Mulher entende de futebol?

Os textos de diferentes autores publicados nesta seção não traduzem, necessariamente, a opinião do site. Sua publicação obedece ao propósito de estimular o debate e de refletir as diversas tendências do pensamento contemporâneo.

Bem, amigos queridos! Em pleno mundial de 2018, essa Copa do Mundo não desce nem redonda nem quadrada, porque há muita coisa entalada em nossa garganta canarinho.

 Estamos saindo de um tsnami de corrupção que varreu o país de norte a sul e, recentemente, a paralisação dos caminhoneiros deixou o país desabastecido de tudo. Também de esperança. Aos poucos, porém, a vida volta ao normal. E já achamos o pão integral na prateleira.

Além do descalabro colossal da nossa política nos últimos tempos, não nos empolgamos mais com a seleção brasileira. Os craques atuam todos fora do Brasil e isso nos deixa sem uma identidade, uma referência mais específica. Uma pena. Mesmo assim, um tímido ufanismo aperta nosso peito.

Comecei a me interessar por futebol aos oito anos de idade, no Mundial da Suécia. Porque via meu pai grudado no rádio, os olhos cheios de lágrimas. “O senhor tá chorando, pai?”. “É, mas de alegria”. E porque num domingo maravilhoso, vi meus tios e primos festejarem feito uns loucos, em volta de um rádio ligado.

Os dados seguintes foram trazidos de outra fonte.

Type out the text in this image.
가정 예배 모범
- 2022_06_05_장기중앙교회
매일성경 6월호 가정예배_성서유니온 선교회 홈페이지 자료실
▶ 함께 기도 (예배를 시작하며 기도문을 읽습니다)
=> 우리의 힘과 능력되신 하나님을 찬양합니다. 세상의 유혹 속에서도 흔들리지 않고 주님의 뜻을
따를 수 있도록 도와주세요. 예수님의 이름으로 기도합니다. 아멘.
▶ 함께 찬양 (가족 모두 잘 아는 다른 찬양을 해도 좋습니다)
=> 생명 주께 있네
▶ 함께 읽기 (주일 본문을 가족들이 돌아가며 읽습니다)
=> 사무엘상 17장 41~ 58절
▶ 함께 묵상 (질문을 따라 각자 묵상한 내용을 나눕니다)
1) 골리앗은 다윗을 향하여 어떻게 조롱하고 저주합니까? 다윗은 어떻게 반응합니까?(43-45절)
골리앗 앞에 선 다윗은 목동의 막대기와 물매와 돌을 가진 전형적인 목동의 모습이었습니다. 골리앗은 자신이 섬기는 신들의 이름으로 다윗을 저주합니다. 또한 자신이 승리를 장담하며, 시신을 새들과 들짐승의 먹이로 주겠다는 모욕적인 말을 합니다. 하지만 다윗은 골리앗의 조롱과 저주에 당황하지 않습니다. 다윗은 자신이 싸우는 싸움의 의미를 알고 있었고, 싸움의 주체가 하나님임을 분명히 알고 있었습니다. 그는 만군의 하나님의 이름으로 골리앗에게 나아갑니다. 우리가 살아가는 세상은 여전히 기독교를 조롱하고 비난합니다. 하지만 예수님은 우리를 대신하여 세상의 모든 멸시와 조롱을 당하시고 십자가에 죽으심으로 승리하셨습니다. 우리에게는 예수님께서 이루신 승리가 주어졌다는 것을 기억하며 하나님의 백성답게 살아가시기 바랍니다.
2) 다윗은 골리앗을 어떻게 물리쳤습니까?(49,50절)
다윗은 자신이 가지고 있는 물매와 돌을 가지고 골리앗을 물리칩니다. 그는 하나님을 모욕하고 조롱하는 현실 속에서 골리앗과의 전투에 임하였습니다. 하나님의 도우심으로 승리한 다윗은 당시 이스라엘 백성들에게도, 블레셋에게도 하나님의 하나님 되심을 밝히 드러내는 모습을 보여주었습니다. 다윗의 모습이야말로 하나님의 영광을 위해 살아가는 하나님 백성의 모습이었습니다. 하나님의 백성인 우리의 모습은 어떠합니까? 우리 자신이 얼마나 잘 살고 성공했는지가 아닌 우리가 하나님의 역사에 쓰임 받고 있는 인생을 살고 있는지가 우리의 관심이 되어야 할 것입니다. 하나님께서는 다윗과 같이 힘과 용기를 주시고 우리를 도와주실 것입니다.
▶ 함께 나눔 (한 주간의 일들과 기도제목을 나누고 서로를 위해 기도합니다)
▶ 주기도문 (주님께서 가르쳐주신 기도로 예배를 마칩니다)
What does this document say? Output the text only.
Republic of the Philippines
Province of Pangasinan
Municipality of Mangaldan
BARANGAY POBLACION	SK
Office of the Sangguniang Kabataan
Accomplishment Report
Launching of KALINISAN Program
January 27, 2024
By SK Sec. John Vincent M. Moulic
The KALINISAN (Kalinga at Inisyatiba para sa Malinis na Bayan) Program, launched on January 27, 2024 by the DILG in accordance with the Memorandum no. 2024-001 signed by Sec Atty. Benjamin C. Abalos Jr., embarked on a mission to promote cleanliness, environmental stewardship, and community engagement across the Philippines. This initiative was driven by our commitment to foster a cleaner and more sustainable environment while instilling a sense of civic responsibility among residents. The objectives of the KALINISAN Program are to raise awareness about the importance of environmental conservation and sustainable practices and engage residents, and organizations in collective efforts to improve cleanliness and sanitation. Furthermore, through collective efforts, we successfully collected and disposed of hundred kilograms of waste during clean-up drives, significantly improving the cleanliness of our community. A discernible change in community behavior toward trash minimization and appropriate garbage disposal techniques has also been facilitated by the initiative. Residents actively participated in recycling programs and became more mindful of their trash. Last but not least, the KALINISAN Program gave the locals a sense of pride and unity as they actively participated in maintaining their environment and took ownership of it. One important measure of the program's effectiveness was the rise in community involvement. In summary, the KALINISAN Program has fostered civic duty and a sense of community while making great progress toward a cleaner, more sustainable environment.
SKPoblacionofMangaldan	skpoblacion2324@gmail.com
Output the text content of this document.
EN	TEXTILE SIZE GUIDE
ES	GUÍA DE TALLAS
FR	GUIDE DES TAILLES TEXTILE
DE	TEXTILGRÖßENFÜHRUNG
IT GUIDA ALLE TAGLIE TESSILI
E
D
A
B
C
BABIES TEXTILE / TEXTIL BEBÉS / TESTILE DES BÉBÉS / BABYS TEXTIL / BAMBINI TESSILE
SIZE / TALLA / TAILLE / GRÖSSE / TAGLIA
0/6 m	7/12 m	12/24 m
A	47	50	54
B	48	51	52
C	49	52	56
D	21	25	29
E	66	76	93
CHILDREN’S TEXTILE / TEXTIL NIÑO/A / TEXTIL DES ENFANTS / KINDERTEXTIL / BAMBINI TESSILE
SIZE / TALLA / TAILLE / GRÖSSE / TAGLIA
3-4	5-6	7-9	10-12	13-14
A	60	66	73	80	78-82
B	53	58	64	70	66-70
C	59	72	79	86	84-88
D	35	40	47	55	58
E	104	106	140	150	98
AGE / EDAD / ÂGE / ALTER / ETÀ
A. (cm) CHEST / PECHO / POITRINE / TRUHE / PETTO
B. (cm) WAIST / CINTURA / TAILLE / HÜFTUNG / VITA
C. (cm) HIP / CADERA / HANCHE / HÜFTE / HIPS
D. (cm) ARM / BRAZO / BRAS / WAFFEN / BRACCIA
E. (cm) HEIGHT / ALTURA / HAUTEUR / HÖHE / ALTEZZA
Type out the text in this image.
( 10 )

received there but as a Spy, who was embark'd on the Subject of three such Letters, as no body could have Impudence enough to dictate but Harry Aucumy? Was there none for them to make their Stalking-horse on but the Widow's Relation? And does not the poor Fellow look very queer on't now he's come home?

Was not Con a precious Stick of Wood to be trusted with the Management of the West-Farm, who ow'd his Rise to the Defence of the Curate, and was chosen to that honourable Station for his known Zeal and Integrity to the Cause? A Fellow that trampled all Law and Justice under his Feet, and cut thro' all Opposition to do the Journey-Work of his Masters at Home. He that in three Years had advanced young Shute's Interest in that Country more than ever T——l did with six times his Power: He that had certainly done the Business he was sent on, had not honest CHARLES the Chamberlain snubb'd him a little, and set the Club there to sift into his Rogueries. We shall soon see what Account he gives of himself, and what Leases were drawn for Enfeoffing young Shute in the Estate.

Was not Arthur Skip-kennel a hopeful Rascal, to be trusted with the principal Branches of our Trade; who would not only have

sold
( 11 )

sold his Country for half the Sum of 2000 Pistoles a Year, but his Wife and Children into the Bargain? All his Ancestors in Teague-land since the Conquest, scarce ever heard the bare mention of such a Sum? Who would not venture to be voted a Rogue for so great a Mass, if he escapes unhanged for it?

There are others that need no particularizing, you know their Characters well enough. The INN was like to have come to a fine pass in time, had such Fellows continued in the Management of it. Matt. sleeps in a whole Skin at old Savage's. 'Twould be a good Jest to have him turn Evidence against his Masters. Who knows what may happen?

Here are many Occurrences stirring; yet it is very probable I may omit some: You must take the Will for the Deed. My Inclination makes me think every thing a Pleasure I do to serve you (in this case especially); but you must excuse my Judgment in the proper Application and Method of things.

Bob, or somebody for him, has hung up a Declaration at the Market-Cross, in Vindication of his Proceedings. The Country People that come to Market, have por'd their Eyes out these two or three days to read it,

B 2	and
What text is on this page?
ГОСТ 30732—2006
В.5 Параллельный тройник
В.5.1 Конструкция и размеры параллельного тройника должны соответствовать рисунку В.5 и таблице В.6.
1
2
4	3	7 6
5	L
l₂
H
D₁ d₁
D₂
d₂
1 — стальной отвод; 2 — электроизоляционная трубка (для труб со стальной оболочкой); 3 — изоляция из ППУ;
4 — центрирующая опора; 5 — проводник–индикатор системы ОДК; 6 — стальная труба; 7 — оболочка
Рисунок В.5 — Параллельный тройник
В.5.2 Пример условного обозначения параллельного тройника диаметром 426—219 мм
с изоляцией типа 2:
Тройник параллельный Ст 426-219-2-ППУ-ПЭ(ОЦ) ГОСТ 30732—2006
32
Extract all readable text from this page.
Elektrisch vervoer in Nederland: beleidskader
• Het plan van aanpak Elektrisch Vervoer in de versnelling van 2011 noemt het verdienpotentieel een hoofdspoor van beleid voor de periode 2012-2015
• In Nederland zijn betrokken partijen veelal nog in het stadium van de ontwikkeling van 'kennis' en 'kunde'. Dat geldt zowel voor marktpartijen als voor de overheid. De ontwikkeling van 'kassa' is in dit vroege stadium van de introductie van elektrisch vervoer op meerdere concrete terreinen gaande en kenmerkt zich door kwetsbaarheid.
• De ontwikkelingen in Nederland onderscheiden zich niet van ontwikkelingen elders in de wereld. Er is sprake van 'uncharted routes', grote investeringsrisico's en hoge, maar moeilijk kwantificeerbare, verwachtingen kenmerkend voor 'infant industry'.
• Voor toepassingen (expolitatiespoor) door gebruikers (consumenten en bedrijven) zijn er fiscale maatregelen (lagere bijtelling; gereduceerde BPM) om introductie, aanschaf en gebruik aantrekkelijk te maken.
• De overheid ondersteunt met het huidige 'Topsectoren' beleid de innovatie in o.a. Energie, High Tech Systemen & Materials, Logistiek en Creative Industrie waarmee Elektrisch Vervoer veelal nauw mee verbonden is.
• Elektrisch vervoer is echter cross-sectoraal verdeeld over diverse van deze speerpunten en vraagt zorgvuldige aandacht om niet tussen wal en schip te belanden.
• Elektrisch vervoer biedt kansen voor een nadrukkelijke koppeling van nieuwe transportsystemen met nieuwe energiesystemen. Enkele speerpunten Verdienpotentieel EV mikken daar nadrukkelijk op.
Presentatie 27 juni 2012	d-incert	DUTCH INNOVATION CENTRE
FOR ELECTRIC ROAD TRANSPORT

Eles passavam por baixo da mesa, pulavam e se abraçavam.

Um primo mais velho teve a bondade de me explicar o que estava acontecendo. Voltei correndo para casa. Meu pai ria e chorava. “Pai, eu sei o que é tudo isso, o Brasil ficou campeão do mundo, não é?”. Ele me abraçou com uma alegria que poucas vezes vi em seus olhos.

Desde então gosto de futebol, pois o associei à alegria. Não vejo os jogos para admirar as pernas lindas dos jogadores, e sei que não estão posando para uma foto no momento da barreira. Aprendi muita coisa perguntando ao meu lindo que, pacientemente, ia elucidando minhas dúvidas.

Na Copa de 1962, que foi no Chile, eu tinha 12 anos, e então Didi, Garrincha e Pelé eram os ídolos de uma nação apaixonada. Em 1966, aos 16 anos, ouvi do diretor da Escola Normal, onde eu estudava para ser professora: “Amem o nosso país. Ele é lindo. As pessoas que foram para a Copa na Inglaterra nos contam que lá é frio, cheio de neblina e tem um ar triste.” A classe queria ouvir mais, porém ele encerrou aí. Afinal, aquele ano fora terrível para a nossa seleção. Mas já éramos as garotas que amavam os Beatles e os Rollings Stones. Rá tá tá tá…

 Veio a Copa de 1970 no México, eu fazia faculdade e lecionava em escola de zona rural. Havia uma explosão de ufanismo no ar. Não sou aquela torcedora brasileira de quatro em quatro anos. Desde menina, torcia pelo glorioso XV de Novembro de Piracicaba, vendo a paixão do meu pai pelo “Nhô Quim”. Nos tempos de namoro, me apaixonei pelo torcedor são-paulino com quem me casei e também pelo time que ele amava.

Homem sempre acha que mulher não entende de futebol e da regra do impedimento. Nem sempre ela é aplicada com retidão pelo árbitro, que pode se enganar, anular gols legítimos ou marcar impedimento quando há condições legais de jogo.

Meu lindo dizia que a beleza e a graça do futebol residem nos erros da arbitragem, dando faltas demais, marcando pênaltis duvidosos, expulsando injustamente. Ponham um chip na bola e o futebol perderá a graça. Não pode haver esse detalhamento de falhas, em busca da precisão: é vital para o nobre esporte o desempenho limitado do homem imponente de calção preto em seu papel técnico e humano, para o bem ou para o mal.

 Finalizo com minha homenagem ao mais notável dos árbitros na história do futebol: Armando Marques. Rigoroso, folclórico e muito respeitado. Eu o vi já idoso, no Programa do Jô. Faleceu em julho de 2014, no Rio de Janeiro, de insuficiência renal. E com ele morreu o futebol romântico de uma era de sonho.

E para finalizar, pergunto: “Pode isso, Arnaldo?”.